It's funny that you mention this because one of my fav fight scenes in any movie is at the beginning of Hero, the 2002 movie with Jet Li. When Jet Li and Donnie Yen's characters face off at the beginning of the movie, they imagine the fight in their heads, with a shift to black&white noting the shift to an imagined fight. Their "simulation" leads to both sides recognizing that Jet Li would win, and Jet Li finishes his opponent off with one swift movement. The scene actually takes place at a chess courtyard, with an old man playing music as they "fight".
Of course! "All is fair in love and war", as the saying goes. Stabbing in the back is a tried and true method of winning a conflict.
Rules of war hold up only in certain cases, like:
1. You're so much stronger than your opponent that you can unilaterally uphold rules that disadvantage you in combat.
Example: USA in Iraq and Afghanistan.
2. Both sides expect to survive the fighting and possibly engage again in the future, so it makes sense for both sides to play by the rulebook to reduce costs of ongoing conflict.
Example: not shooting at enemy medical transports, and not using yours for combat operations, lest the enemy starts shooting your medics. Extreme example: MAD doctrine - nuclear powers are bound by the ultimate rulebook, breaking which will annihilate them all. That's what kept USA and USSR from engaging in full-scale warfare. That's what keeping China, Russia and USA from direct confrontation today.

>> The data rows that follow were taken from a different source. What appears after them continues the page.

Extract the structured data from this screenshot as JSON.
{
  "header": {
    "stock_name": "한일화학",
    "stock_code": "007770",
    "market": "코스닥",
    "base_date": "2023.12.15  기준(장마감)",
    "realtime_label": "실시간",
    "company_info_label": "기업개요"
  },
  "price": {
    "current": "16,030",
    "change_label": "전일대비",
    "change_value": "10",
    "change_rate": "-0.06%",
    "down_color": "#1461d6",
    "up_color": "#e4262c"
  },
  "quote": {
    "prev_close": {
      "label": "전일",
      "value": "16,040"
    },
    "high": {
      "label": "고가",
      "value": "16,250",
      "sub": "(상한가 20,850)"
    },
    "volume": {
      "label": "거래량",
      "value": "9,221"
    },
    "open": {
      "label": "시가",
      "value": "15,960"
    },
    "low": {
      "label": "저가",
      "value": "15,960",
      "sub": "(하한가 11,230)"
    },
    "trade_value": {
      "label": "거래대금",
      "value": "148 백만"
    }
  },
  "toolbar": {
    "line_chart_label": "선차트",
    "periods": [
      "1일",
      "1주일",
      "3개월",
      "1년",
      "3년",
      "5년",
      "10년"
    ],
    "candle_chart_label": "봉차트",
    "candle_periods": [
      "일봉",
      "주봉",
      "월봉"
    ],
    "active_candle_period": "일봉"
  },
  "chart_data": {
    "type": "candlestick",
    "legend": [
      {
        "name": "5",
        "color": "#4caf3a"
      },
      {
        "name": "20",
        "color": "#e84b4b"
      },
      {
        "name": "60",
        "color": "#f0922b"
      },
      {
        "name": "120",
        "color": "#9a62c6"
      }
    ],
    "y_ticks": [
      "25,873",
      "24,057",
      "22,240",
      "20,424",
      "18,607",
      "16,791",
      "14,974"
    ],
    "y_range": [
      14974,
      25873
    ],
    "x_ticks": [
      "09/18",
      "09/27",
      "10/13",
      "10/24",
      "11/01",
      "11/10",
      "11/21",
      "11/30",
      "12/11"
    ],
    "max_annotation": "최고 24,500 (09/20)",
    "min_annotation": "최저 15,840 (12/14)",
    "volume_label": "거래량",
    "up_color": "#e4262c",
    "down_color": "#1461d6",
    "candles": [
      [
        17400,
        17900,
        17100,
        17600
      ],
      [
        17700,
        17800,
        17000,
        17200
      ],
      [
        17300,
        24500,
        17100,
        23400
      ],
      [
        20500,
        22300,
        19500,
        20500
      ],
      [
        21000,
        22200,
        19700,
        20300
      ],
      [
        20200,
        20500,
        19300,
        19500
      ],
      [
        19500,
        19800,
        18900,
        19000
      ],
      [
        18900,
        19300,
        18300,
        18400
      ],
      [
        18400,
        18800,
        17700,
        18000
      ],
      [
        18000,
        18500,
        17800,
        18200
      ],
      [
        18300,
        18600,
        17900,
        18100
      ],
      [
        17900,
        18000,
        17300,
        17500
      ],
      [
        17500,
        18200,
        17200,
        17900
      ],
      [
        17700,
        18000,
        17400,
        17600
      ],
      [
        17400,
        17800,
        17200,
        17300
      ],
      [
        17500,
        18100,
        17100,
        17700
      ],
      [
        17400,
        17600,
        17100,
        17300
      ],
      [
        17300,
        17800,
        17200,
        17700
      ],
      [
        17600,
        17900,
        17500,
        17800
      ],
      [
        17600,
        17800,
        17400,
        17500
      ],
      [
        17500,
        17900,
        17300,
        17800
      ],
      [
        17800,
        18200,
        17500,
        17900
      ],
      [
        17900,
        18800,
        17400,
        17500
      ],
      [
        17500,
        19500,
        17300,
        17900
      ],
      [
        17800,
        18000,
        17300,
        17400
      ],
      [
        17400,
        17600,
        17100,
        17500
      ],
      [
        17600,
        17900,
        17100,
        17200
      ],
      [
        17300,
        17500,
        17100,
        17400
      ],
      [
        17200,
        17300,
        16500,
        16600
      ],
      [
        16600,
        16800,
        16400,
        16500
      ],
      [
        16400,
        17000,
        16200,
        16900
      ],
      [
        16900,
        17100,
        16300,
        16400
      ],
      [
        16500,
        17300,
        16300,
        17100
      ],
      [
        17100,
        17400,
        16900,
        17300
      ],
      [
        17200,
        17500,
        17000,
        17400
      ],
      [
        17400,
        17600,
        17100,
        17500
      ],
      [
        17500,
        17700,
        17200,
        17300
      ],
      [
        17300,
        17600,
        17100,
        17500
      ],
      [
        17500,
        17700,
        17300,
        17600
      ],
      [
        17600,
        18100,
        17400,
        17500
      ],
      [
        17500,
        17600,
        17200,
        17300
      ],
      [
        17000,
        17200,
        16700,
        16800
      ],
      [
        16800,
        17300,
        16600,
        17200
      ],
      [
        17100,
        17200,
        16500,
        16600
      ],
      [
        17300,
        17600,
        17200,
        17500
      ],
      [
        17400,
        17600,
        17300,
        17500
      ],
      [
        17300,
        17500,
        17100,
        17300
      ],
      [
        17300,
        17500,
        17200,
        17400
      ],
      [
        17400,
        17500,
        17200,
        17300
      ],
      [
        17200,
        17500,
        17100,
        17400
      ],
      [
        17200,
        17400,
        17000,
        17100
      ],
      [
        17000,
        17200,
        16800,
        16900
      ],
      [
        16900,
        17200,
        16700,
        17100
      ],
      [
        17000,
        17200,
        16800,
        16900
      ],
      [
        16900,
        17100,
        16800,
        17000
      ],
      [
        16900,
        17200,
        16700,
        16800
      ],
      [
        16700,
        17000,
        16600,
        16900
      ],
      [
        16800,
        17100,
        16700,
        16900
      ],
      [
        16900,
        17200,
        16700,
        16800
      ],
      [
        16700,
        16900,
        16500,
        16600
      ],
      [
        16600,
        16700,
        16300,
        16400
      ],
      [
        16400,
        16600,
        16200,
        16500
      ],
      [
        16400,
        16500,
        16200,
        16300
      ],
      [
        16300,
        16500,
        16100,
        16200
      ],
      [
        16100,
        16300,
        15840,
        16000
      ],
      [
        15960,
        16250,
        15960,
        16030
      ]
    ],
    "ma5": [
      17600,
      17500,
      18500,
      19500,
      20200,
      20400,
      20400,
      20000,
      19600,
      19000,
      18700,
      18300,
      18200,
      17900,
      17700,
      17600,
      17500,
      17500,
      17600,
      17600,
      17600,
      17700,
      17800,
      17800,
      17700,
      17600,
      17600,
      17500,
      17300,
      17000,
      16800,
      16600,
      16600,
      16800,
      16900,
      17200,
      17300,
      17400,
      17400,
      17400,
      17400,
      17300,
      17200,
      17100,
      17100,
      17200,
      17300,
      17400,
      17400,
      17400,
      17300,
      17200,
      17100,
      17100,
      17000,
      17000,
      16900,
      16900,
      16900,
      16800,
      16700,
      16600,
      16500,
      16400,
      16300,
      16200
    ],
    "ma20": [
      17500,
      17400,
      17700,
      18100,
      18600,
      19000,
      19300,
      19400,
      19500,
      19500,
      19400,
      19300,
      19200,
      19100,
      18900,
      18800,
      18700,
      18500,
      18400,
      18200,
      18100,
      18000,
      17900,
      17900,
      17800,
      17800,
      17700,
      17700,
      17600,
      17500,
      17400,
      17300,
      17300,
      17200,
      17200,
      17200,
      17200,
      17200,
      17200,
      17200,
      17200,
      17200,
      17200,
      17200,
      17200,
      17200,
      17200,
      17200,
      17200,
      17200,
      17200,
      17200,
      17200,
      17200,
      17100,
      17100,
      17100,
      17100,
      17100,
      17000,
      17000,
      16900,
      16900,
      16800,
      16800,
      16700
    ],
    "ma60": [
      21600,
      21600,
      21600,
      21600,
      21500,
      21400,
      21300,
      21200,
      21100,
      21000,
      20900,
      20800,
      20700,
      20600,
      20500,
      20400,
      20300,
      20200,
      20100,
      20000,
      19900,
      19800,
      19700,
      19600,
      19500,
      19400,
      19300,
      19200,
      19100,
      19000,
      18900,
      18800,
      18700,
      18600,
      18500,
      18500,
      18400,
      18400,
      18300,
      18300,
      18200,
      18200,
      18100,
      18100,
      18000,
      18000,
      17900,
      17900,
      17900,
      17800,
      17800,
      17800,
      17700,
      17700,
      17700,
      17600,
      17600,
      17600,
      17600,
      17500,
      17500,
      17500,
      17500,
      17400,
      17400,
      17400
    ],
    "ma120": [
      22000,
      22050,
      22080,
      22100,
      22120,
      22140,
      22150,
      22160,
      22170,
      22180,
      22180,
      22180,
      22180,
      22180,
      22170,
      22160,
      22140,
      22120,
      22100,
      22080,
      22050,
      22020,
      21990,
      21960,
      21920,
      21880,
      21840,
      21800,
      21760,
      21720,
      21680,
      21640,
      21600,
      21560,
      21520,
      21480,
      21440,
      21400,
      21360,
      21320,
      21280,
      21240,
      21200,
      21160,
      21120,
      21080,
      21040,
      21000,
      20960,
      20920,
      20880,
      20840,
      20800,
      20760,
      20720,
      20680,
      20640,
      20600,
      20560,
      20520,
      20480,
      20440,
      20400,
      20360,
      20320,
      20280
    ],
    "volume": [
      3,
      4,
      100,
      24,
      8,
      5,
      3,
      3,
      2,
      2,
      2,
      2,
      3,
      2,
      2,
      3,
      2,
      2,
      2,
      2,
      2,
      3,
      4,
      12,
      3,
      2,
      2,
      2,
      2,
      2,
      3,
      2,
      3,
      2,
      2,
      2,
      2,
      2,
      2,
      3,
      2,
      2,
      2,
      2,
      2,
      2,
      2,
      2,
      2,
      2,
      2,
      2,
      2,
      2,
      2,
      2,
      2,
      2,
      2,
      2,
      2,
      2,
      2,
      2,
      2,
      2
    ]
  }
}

3. There are powerful third parties willing to intervene against the side that breaks the rules.
Example: Geneva Conventions, to some extent (I don't think anyone got actually pounded over breaking them). Also sports.
No high-minded rule can overcome the fear of death. So, for a warring party to hold themselves to a standard, the stakes either have to be so low that they can do it out of virtue (or PR considerations), or breaking the rules must be more dangerous than upholding them.